Nobody boogies quite like you – Naked Security


That spasmodic jerking around that some of us refer to as “dancing?”

It’s the latest biometric: we can be identified by our twerking, our salsa, our rumba or our House moves with an impressive 94% accuracy rate, according to scientists at Finland’s University of Jyväskylä.

To be specific, the researchers asked 73 volunteers to dance to eight music styles: Blues, Country, Dance/Electronica, Jazz, Metal, Pop, Reggae and Rap. The dancers weren’t taught any steps; rather, they were simply told to “move any way that felt natural.”

Their study, described in a paper titled Dance to your own drum, was published in the Journal of New Music Research last week.

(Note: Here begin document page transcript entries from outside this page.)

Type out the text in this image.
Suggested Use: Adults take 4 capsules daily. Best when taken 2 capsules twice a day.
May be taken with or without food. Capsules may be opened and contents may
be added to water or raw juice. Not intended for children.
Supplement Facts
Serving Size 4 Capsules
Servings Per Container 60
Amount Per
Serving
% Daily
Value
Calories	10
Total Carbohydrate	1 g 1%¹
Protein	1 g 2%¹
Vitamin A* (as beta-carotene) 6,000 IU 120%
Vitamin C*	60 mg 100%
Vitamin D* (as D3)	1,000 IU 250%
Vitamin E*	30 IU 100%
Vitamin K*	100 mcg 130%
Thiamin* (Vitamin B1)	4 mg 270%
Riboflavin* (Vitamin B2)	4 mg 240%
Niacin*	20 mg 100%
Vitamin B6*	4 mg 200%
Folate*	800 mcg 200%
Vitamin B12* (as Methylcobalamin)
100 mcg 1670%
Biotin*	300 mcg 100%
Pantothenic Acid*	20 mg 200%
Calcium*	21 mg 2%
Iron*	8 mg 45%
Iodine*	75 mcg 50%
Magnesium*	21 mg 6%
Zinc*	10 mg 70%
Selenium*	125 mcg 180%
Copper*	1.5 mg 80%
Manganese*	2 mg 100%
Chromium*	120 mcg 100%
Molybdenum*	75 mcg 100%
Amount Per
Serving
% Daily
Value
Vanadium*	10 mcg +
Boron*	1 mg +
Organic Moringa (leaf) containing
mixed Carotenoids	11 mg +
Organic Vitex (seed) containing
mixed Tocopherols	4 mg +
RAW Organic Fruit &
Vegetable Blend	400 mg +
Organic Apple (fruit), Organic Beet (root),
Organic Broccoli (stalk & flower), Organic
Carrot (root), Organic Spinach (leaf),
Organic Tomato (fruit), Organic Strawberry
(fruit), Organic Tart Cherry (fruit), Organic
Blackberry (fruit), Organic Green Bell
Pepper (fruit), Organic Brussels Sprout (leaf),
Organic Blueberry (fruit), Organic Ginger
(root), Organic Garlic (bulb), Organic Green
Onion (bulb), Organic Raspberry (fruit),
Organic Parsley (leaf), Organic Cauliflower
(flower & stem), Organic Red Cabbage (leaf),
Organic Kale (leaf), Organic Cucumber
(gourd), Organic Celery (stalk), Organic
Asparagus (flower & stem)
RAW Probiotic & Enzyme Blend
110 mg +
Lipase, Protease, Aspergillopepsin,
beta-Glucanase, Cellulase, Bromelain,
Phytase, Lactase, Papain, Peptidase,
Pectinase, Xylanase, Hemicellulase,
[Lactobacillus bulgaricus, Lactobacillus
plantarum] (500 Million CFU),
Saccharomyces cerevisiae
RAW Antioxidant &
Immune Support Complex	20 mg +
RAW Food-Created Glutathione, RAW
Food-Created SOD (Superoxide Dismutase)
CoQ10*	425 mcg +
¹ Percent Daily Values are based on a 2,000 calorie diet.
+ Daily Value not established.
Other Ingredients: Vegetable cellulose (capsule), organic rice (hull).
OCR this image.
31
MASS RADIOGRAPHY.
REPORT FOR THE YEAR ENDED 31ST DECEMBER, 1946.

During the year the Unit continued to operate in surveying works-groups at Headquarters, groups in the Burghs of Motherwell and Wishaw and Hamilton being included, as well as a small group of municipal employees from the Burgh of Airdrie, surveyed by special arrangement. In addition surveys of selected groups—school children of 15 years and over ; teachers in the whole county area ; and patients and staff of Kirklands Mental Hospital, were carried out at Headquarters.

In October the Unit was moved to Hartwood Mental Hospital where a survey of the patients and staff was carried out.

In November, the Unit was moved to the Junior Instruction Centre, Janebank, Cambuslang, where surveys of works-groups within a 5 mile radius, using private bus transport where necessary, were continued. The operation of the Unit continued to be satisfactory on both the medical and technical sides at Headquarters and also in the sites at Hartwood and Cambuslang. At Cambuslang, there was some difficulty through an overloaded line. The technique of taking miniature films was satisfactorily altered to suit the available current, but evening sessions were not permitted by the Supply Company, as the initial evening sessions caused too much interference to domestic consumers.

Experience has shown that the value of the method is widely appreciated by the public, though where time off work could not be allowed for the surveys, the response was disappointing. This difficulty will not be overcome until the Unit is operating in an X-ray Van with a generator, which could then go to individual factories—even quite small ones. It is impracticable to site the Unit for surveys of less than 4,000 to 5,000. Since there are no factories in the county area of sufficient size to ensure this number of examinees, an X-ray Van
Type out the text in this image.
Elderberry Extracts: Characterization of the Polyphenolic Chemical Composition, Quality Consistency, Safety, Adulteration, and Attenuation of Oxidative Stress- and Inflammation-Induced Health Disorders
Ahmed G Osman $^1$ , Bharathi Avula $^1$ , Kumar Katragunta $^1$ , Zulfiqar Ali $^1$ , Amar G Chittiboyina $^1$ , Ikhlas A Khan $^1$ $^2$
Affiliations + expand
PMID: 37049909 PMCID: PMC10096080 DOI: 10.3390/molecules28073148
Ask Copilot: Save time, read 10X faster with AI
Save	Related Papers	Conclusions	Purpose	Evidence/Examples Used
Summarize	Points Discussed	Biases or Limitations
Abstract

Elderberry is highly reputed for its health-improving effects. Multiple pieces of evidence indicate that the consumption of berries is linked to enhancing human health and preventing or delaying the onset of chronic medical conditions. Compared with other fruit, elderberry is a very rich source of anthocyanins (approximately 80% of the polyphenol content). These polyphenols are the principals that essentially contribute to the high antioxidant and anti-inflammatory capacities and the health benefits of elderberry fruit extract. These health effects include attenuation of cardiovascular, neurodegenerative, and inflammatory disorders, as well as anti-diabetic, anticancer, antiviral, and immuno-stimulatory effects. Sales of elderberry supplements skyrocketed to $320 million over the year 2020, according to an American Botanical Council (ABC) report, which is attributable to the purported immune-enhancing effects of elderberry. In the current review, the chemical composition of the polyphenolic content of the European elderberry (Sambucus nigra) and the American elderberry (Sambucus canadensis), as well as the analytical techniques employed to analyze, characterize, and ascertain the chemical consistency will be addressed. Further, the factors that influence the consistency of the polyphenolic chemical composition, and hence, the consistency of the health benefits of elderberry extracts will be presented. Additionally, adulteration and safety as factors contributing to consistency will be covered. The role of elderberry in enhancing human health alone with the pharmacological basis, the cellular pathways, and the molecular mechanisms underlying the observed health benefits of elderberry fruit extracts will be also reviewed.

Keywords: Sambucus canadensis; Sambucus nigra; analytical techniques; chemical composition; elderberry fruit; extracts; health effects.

Identifying people by their dance moves is not what the researchers were after. They had set out to determine how music styles affect how we move:

Surely one does not move the same way in response to a song by Rage Against the Machine as to one by Bob Dylan – and research has indeed shown that audio features extracted from the acoustic signal of music influence the quality of dancers’ movements.

The original question: could they determine the style of music just by watching how people are dancing? Previous research has indicated that you can: low-frequency sound generated by kick drum and bass guitar relates to how fast you bop your head around, while high-frequency sound and beat clarity have been associated with a wider variety of movement features, including hand distance, hand speed, shoulder wiggle and hip wiggle. Dancers also increase their movements as a bass drum gets louder. Jazz is associated with lesser head speed.

It could all have to do with music’s audio features, but then again, cultural norms tell us how we’re supposed to move. Jazz? Let’s swing dance! Metal? HEADBANG!

In short, testing the idea that different music will elicit different movement patterns from listeners is complicated.

There’s already a fairly large body of work using machine learning to differentiate between musical genres. Work has also been done regarding how humans identify individuals based on their distinctive bodily movements.

Building on that previous work, University of Jyväskylä researchers set out to similarly use machine learning to explore the degree to which genre can be distinguished from volunteer dancers’ bodily movements.